Increase perf of handling concurrent use of StreamIDGenerators. (#9190)

We have seen a failure mode here where if there are many in flight unfinished IDs then marking an ID as finished takes a lot of CPU (as calling deque.remove iterates over the list)
2021-01-21 16:31:51 +00:00 · 2021-01-21 16:31:51 +00:00 · 12ec55bfaa
parent 939ef657ce
commit 12ec55bfaa
2 changed files with 14 additions and 8 deletions
--- a/changelog.d/9190.misc
+++ b/changelog.d/9190.misc
@ -0,0 +1 @@
+Improve performance of concurrent use of `StreamIDGenerators`.
--- a/synapse/storage/util/id_generators.py
+++ b/synapse/storage/util/id_generators.py
@ -15,12 +15,11 @@
 import heapq
 import logging
 import threading
-from collections import deque
+from collections import OrderedDict
 from contextlib import contextmanager
 from typing import Dict, List, Optional, Set, Tuple, Union

 import attr
-from typing_extensions import Deque

 from synapse.metrics.background_process_metrics import run_as_background_process
 from synapse.storage.database import DatabasePool, LoggingTransaction
@ -101,7 +100,13 @@ class StreamIdGenerator:
            self._current = (max if step > 0 else min)(
                self._current, _load_current_id(db_conn, table, column, step)
            )
-        self._unfinished_ids = deque()  # type: Deque[int]
+
+        # We use this as an ordered set, as we want to efficiently append items,
+        # remove items and get the first item. Since we insert IDs in order, the
+        # insertion ordering will ensure its in the correct ordering.
+        #
+        # The key and values are the same, but we never look at the values.
+        self._unfinished_ids = OrderedDict()  # type: OrderedDict[int, int]

    def get_next(self):
        """
@ -113,7 +118,7 @@ class StreamIdGenerator:
            self._current += self._step
            next_id = self._current

-            self._unfinished_ids.append(next_id)
+            self._unfinished_ids[next_id] = next_id

        @contextmanager
        def manager():
@ -121,7 +126,7 @@ class StreamIdGenerator:
                yield next_id
            finally:
                with self._lock:
-                    self._unfinished_ids.remove(next_id)
+                    self._unfinished_ids.pop(next_id)
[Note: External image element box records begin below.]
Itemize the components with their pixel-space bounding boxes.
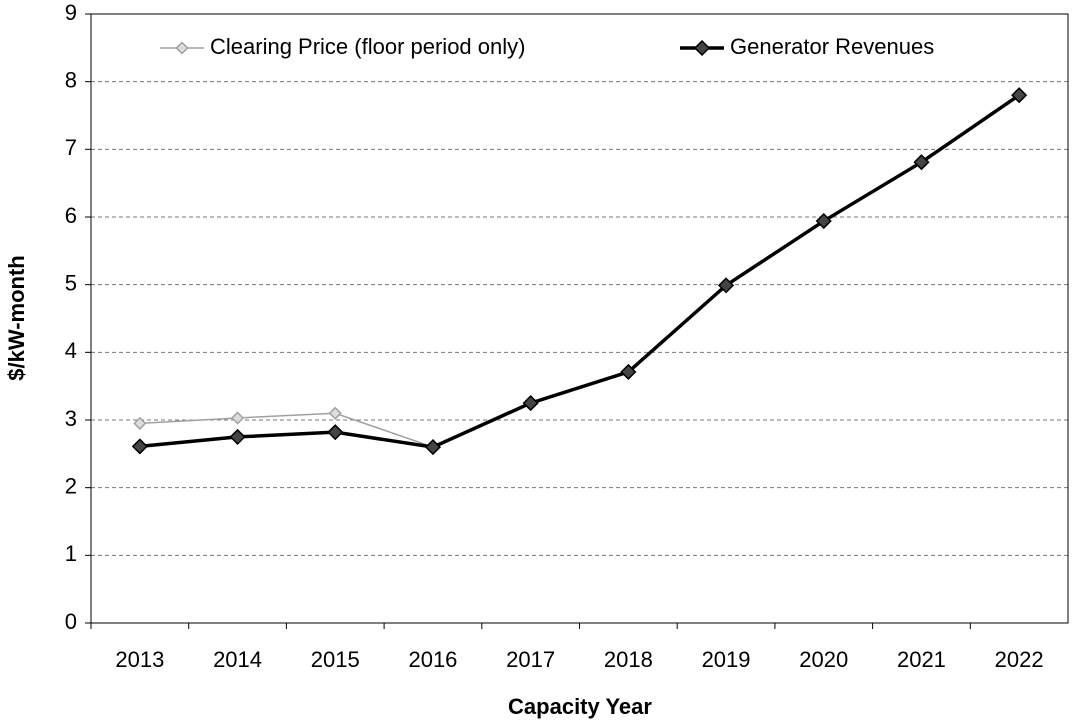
x-tick-label: 2022 [995, 647, 1044, 672]
x-tick-label: 2016 [408, 647, 457, 672]
x-tick-label: 2015 [311, 647, 360, 672]
series-line [139, 93, 1021, 449]
x-tick-label: 2020 [799, 647, 848, 672]
data-point [328, 406, 342, 420]
data-point [133, 416, 147, 430]
data-point [1011, 87, 1028, 104]
y-tick-label: 8 [65, 67, 77, 92]
x-axis-label: Capacity Year [508, 694, 652, 719]
x-tick-label: 2017 [506, 647, 555, 672]
x-tick-label: 2014 [213, 647, 262, 672]
legend-label: Clearing Price (floor period only) [210, 34, 525, 59]
data-point [230, 411, 245, 425]
y-tick-label: 7 [65, 135, 77, 160]
y-tick-label: 4 [65, 338, 77, 363]
series-line [139, 412, 434, 448]
data-point [522, 395, 539, 412]
data-point [815, 212, 832, 230]
x-tick-label: 2021 [897, 647, 946, 672]
x-tick-label: 2018 [604, 647, 653, 672]
x-tick-label: 2019 [702, 647, 751, 672]
data-point [913, 154, 930, 171]
data-point [131, 438, 148, 455]
y-tick-label: 0 [65, 609, 77, 634]
data-point [229, 428, 246, 445]
x-tick-label: 2013 [115, 647, 164, 672]
y-tick-label: 2 [65, 473, 77, 498]
y-tick-label: 1 [65, 541, 77, 566]
y-tick-label: 3 [65, 406, 77, 431]
data-point [424, 439, 442, 456]
y-tick-label: 6 [65, 203, 77, 228]
legend-marker [175, 41, 189, 55]
y-axis-label: $/kW-month [4, 255, 29, 380]
y-tick-label: 9 [65, 0, 77, 25]
plot-frame [90, 13, 1069, 624]
y-tick-label: 5 [65, 270, 77, 295]
data-point [717, 277, 735, 294]
legend-label: Generator Revenues [730, 34, 934, 59]
legend-marker [693, 39, 711, 57]
data-point [327, 424, 344, 441]
data-point [620, 363, 637, 381]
        return _AsyncCtxManagerWrapper(manager())

@ -140,7 +145,7 @@ class StreamIdGenerator:
            self._current += n * self._step

            for next_id in next_ids:
-                self._unfinished_ids.append(next_id)
+                self._unfinished_ids[next_id] = next_id

        @contextmanager
        def manager():
@ -149,7 +154,7 @@ class StreamIdGenerator:
            finally:
                with self._lock:
                    for next_id in next_ids:
-                        self._unfinished_ids.remove(next_id)
+                        self._unfinished_ids.pop(next_id)

        return _AsyncCtxManagerWrapper(manager())
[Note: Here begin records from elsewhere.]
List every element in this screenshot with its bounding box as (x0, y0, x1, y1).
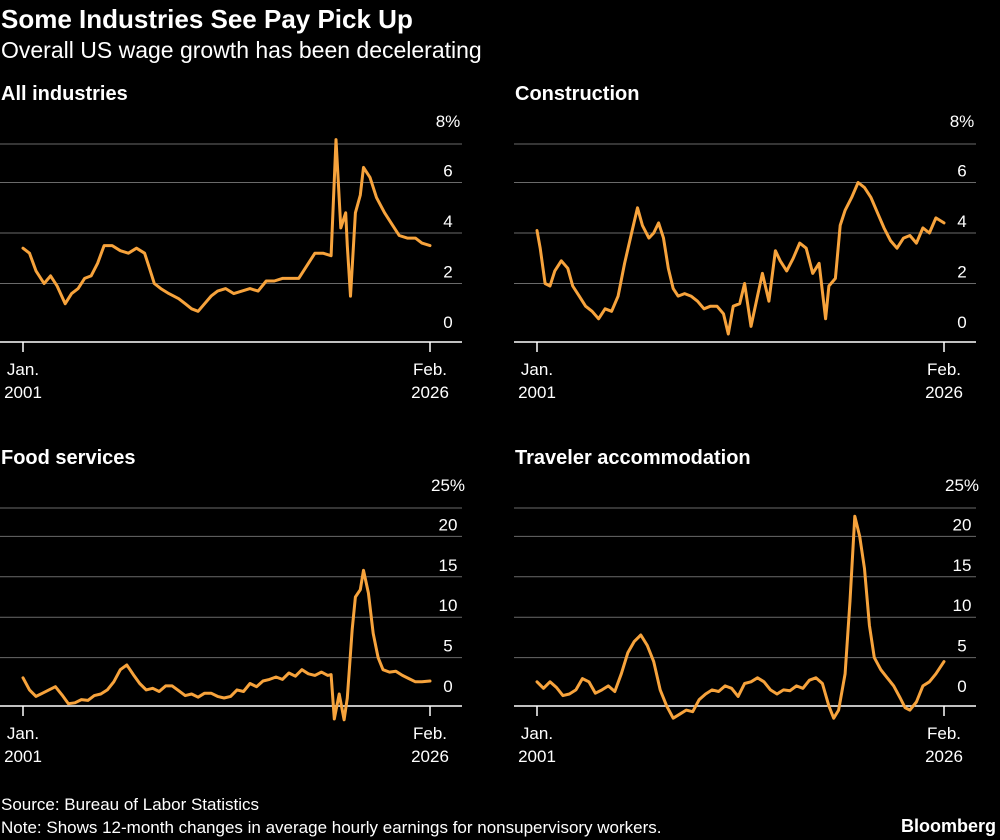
series-line (535, 181, 946, 336)
x-tick-label-year: 2026 (411, 383, 449, 402)
y-tick-label: 15 (439, 556, 458, 575)
chart-all-industries: 8% 6 4 2 0 Jan. 2001 Feb. 2026 (0, 112, 462, 402)
x-tick-label-year: 2001 (518, 383, 556, 402)
x-tick-label-month: Feb. (927, 360, 961, 379)
y-tick-label: 0 (443, 313, 452, 332)
panel-title-traveler-accommodation: Traveler accommodation (515, 447, 751, 469)
y-tick-label: 20 (953, 515, 972, 534)
y-tick-label: 10 (439, 596, 458, 615)
x-tick-label-year: 2001 (518, 747, 556, 766)
chart-construction: 8% 6 4 2 0 Jan. 2001 Feb. 2026 (514, 112, 976, 402)
y-tick-label: 5 (957, 637, 966, 656)
bloomberg-logo: Bloomberg (900, 816, 996, 836)
chart-subtitle: Overall US wage growth has been decelera… (1, 37, 482, 63)
series-line (535, 514, 946, 720)
x-tick-label-month: Feb. (927, 724, 961, 743)
y-tick-label: 20 (439, 515, 458, 534)
panel-title-all-industries: All industries (1, 83, 128, 105)
y-tick-label: 25% (431, 476, 465, 495)
panel-title-food-services: Food services (1, 447, 136, 469)
x-tick-label-year: 2026 (411, 747, 449, 766)
x-tick-label-month: Jan. (7, 724, 39, 743)
chart-traveler-accommodation: 25% 20 15 10 5 0 Jan. 2001 Feb. 2026 (514, 476, 979, 766)
x-tick-label-month: Jan. (7, 360, 39, 379)
x-tick-label-year: 2001 (4, 383, 42, 402)
x-tick-label-year: 2001 (4, 747, 42, 766)
footnote: Note: Shows 12-month changes in average … (1, 818, 662, 837)
y-tick-label: 0 (957, 677, 966, 696)
y-tick-label: 15 (953, 556, 972, 575)
chart-food-services: 25% 20 15 10 5 0 Jan. 2001 Feb. 2026 (0, 476, 465, 766)
y-tick-label: 8% (436, 112, 461, 131)
series-line (21, 568, 432, 722)
y-tick-label: 25% (945, 476, 979, 495)
y-tick-label: 0 (957, 313, 966, 332)
chart-title: Some Industries See Pay Pick Up (1, 4, 413, 34)
source-note: Source: Bureau of Labor Statistics (1, 795, 259, 814)
panel-title-construction: Construction (515, 83, 640, 105)
x-tick-label-month: Jan. (521, 360, 553, 379)
y-tick-label: 10 (953, 596, 972, 615)
x-tick-label-month: Jan. (521, 724, 553, 743)
y-tick-label: 2 (443, 263, 452, 282)
y-tick-label: 4 (957, 212, 966, 231)
x-tick-label-month: Feb. (413, 360, 447, 379)
y-tick-label: 2 (957, 263, 966, 282)
y-tick-label: 6 (443, 162, 452, 181)
y-tick-label: 6 (957, 162, 966, 181)
x-tick-label-year: 2026 (925, 383, 963, 402)
y-tick-label: 5 (443, 637, 452, 656)
series-line (21, 138, 432, 313)
y-tick-label: 8% (950, 112, 975, 131)
x-tick-label-year: 2026 (925, 747, 963, 766)
x-tick-label-month: Feb. (413, 724, 447, 743)
y-tick-label: 4 (443, 212, 452, 231)
y-tick-label: 0 (443, 677, 452, 696)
@ -162,7 +167,7 @@ class StreamIdGenerator:
        """
        with self._lock:
            if self._unfinished_ids:
-                return self._unfinished_ids[0] - self._step
+                return next(iter(self._unfinished_ids)) - self._step

            return self._current
				`@ -0,0 +1 @@`
				Improve performance of concurrent use of `StreamIDGenerators`.